Elvis liked westerns but by 1969 he had become tired of wasting his talents to subpar movies and he looks a little absent-minded in some scenes. He made Charro! (1) between the hard work on his famous '68 ComebackShow and his return to stage one year later, and his mind was clearly on other things. This doesn't mean that Charro! is a bad movie. It has a promising start, with this rather brutal branding scene, and a few good moments along the ride; the supporting cast is very fine, with  Victor French and Solomon Sturges (Preston Sturges' son) turning in energetic performances as the Hackett brothers. The main problem is the script; the story has little momentum and just seems to lurch towards a finale in which the bandits siege a town with their cannon, in order to free the gang leader's younger brother, thrown in jail by deputy Wade. After a few explosions things are settled in a shootout - set at night - in the hills outside of town, where the bandits have positioned the cannon.
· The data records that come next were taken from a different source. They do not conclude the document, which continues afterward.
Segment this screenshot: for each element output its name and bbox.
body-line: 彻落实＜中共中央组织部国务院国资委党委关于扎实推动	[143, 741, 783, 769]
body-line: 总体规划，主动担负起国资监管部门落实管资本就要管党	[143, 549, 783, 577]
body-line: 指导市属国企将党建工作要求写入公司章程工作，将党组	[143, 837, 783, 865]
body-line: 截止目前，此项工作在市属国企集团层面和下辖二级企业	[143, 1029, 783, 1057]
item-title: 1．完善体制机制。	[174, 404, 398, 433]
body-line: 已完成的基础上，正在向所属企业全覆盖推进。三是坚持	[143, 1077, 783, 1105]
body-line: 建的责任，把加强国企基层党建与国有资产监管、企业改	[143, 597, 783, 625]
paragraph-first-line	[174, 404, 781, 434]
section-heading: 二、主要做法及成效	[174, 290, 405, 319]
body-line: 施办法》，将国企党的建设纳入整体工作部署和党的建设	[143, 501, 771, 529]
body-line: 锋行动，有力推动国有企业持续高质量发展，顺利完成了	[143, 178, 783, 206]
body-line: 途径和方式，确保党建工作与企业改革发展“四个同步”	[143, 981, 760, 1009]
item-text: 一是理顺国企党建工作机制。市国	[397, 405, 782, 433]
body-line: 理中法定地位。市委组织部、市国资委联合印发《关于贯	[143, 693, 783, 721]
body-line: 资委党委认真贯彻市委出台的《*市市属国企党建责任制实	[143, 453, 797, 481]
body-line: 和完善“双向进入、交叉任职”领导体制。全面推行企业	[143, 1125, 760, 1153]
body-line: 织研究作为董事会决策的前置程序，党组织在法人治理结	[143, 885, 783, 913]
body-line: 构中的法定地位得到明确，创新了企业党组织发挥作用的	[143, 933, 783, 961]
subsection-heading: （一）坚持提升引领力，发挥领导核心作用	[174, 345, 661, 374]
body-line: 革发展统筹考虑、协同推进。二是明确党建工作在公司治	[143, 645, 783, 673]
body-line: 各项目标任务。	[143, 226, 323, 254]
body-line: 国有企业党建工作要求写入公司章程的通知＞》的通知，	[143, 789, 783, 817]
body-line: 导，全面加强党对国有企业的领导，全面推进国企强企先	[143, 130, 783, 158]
Elvis and Sturges have a funny scene together in which Elvis makes some remarks about a bump on the other one's head; when Sturges' says he has no bump on his head, Elvis smacks his head to the prison bars, saying: "Now you have." Ina Balin is eye-candy and unfortunately a nudity scene (2) was cut from the theatrical version in order to avoid an R-rating (and still missing from most versions). Several violent scenes were also dropped to this effect. 

Director Charles Marquis Warren is not one of the great western directors, but he's quite an illustrious name in the world of TV westerns. He created Rawhide and adapted the radio series Gunsmoke for TV. No wonder Charro! of has a definite made-for-TV look and feel. Another remnant of his work for television, is the presence of Paul Brinegar, known to most of us as the cranky cook Wishbone from Rawhide


Notes: 
* (1) The title Charro! is a little erratic. Charro refers to a Mexican horsemen or cowboys, notably those who participate in rodeos. Elvis' character is not Mexican.